Garner’s primary argument was that the witness who testified against him was not credible; he also offered an alternate interpretation of the evidence against him at trial. However, the Third Circuit was not convinced.

Ambro said the evidence must be viewed in the light most favorable to the prosecution, and recounted the events leading up to Garner’s arrest:

“On February 6, 2015, Garner approached a man called Saber Saber after prayers concluded at their mosque with a ‘business opportunity’” to be his getaway driver for a robbery of Apex Bank. Garner went back inside the mosque to give Saber time to consider the offer. The latter immediately went to his car and called FBI Special Agent Joshua Reed, for whom he acted as an informant. The call went to voicemail, so Saber placed his phone in the cupholder, hoping to capture his conversation with Garner on Agent Reed’s voicemail.”

Ambro said that Garner returned to finish the conversation in Saber’s car. Later that day, Saber met with Reed to discuss his participation in the investigation. On a recorded call, Saber then talked to Garner about the plans for the robbery.

“Saber and Garner had several more recorded phone calls between February 10 and 12 outlining the robbery. On the morning of February 12—the day before the planned robbery—Saber arrived to pick Garner up in his car,” Ambro said. “Once Garner was inside the car, the FBI approached and arrested Garner and staged an arrest of Saber. The FBI found on Garner’s person 17 small packets of crack cocaine, and in Saber’s car a backpack not present before Garner entered. The backpack contained ski masks, a loaded gun, gloves, two-way radios, and ammunition.”

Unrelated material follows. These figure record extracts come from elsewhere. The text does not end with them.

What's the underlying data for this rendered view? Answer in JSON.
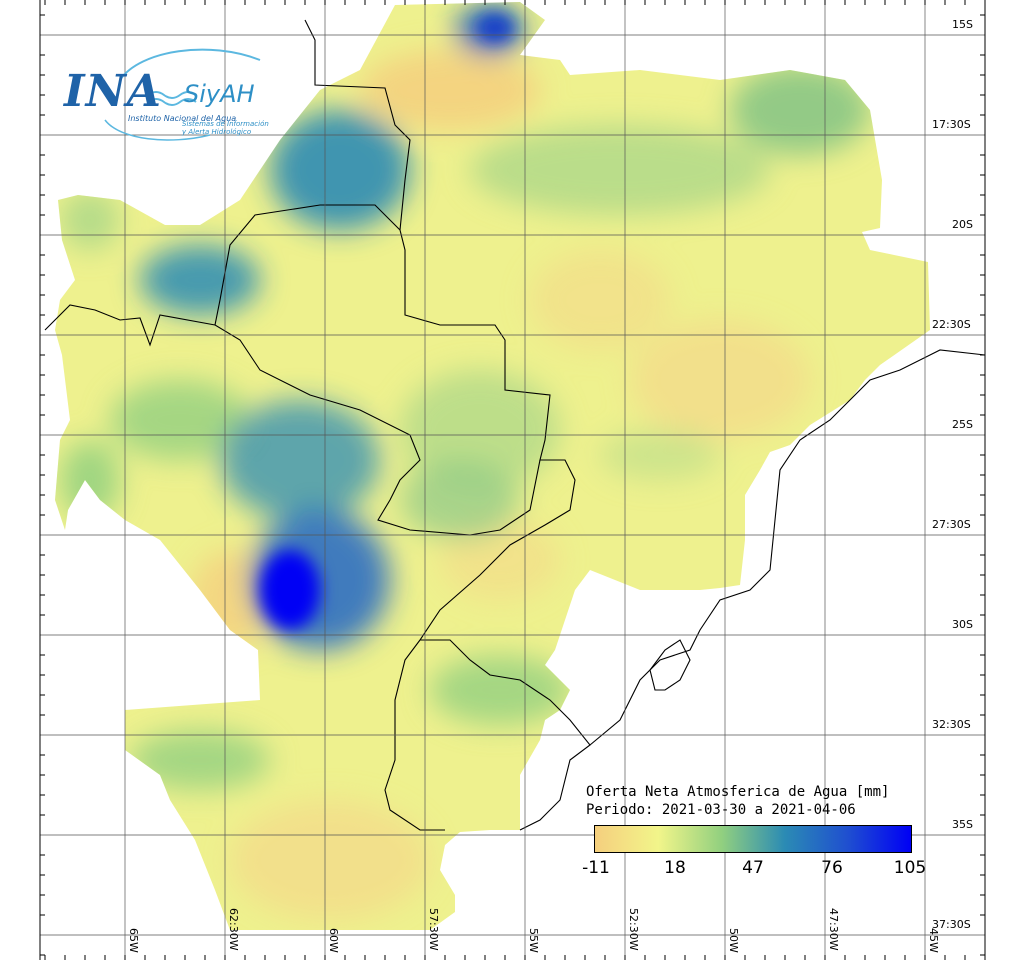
{
  "logo": {
    "main": "INA",
    "brand": "SiyAH",
    "institution": "Instituto Nacional del Agua",
    "system_line1": "Sistemas de Información",
    "system_line2": "y Alerta Hidrológico"
  },
  "legend": {
    "title": "Oferta Neta Atmosferica de Agua [mm]",
    "period": "Periodo: 2021-03-30 a 2021-04-06",
    "ticks": [
      "-11",
      "18",
      "47",
      "76",
      "105"
    ],
    "colors": [
      "#f5cf7e",
      "#f2f58a",
      "#92d07f",
      "#2b8bb4",
      "#1f4fd0",
      "#0000f5"
    ]
  },
  "grid": {
    "lat_labels": [
      "15S",
      "17:30S",
      "20S",
      "22:30S",
      "25S",
      "27:30S",
      "30S",
      "32:30S",
      "35S",
      "37:30S"
    ],
    "lon_labels": [
      "65W",
      "62:30W",
      "60W",
      "57:30W",
      "55W",
      "52:30W",
      "50W",
      "47:30W",
      "45W"
    ]
  }
}
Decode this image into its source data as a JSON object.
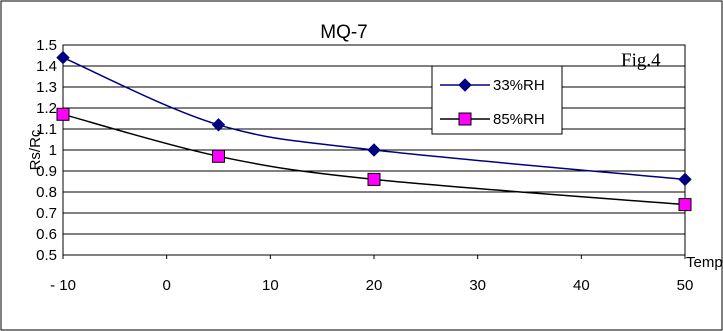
{
  "chart_data": {
    "type": "line",
    "title": "MQ-7",
    "annotation": "Fig.4",
    "xlabel": "Temp",
    "ylabel": "Rs/Rc",
    "x": [
      -10,
      5,
      20,
      50
    ],
    "xticks": [
      -10,
      0,
      10,
      20,
      30,
      40,
      50
    ],
    "xtick_labels": [
      "- 10",
      "0",
      "10",
      "20",
      "30",
      "40",
      "50"
    ],
    "xlim": [
      -10,
      50
    ],
    "ylim": [
      0.5,
      1.5
    ],
    "yticks": [
      0.5,
      0.6,
      0.7,
      0.8,
      0.9,
      1.0,
      1.1,
      1.2,
      1.3,
      1.4,
      1.5
    ],
    "ytick_labels": [
      "0.5",
      "0.6",
      "0.7",
      "0.8",
      "0.9",
      "1",
      "1.1",
      "1.2",
      "1.3",
      "1.4",
      "1.5"
    ],
    "grid": true,
    "legend_position": "top-right",
    "series": [
      {
        "name": "33%RH",
        "marker": "diamond",
        "color": "#000080",
        "marker_fill": "#000080",
        "values": [
          1.44,
          1.12,
          1.0,
          0.86
        ]
      },
      {
        "name": "85%RH",
        "marker": "square",
        "color": "#000000",
        "marker_fill": "#ff00ff",
        "values": [
          1.17,
          0.97,
          0.86,
          0.74
        ]
      }
    ]
  }
}
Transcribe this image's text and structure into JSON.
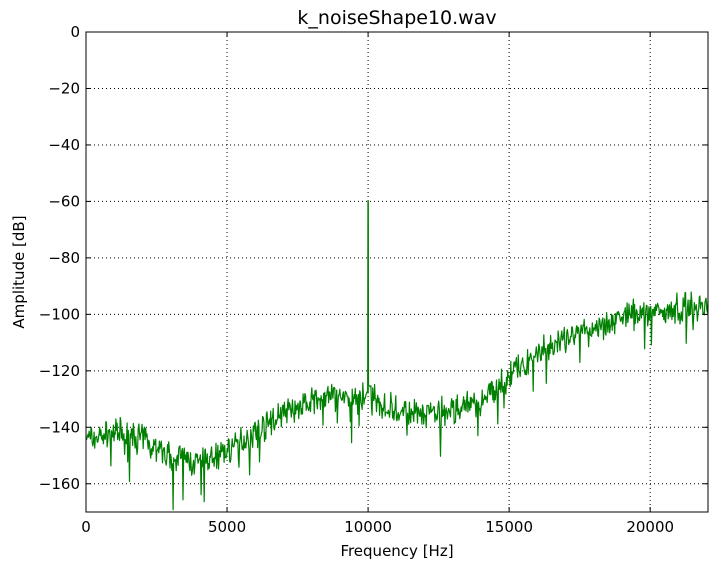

For the prosecution to prevail on a conspiracy charge, Ambro said, it must demonstrate a “unity of purpose” between conspirators. Garner argued that there was no unity of purpose because he was just “conning” Saber about the robbery. He also claimed the decision of which bank to rob was not finalized prior to his arrest, and therefore, no conspiracy could exist.

“But his discussions with Marshall, as well as with Saber, about that robbery all centered on Apex Bank,” Ambro said. “Garner instructed Saber to surveil Apex, and, when Saber reported back, the three men discussed in detail their plan to rob it. This was enough to support the conspiracy charge.”

To convict on attempted robbery, the government had to show that had intent to rob the bank and took substantial steps toward accomplishing that goal.

“Here Garner engaged in numerous, and substantial, steps toward robbing Apex Bank, including sending Saber to surveil the location and gathering tools for the robbery. (Garner disputes the credibility of the testimony suggesting that he provided the bag of tools seized during his arrest, but the jury was not required to agree.) Sufficient evidence thus backed the attempt charge,” Ambro said.

With the other convictions upheld, Ambro said the gun charge stood as well.

“The government is pleased with the court’s decision affirming the conviction,” the U.S. Attorney’s Office for the Eastern District of Pennsylvania said.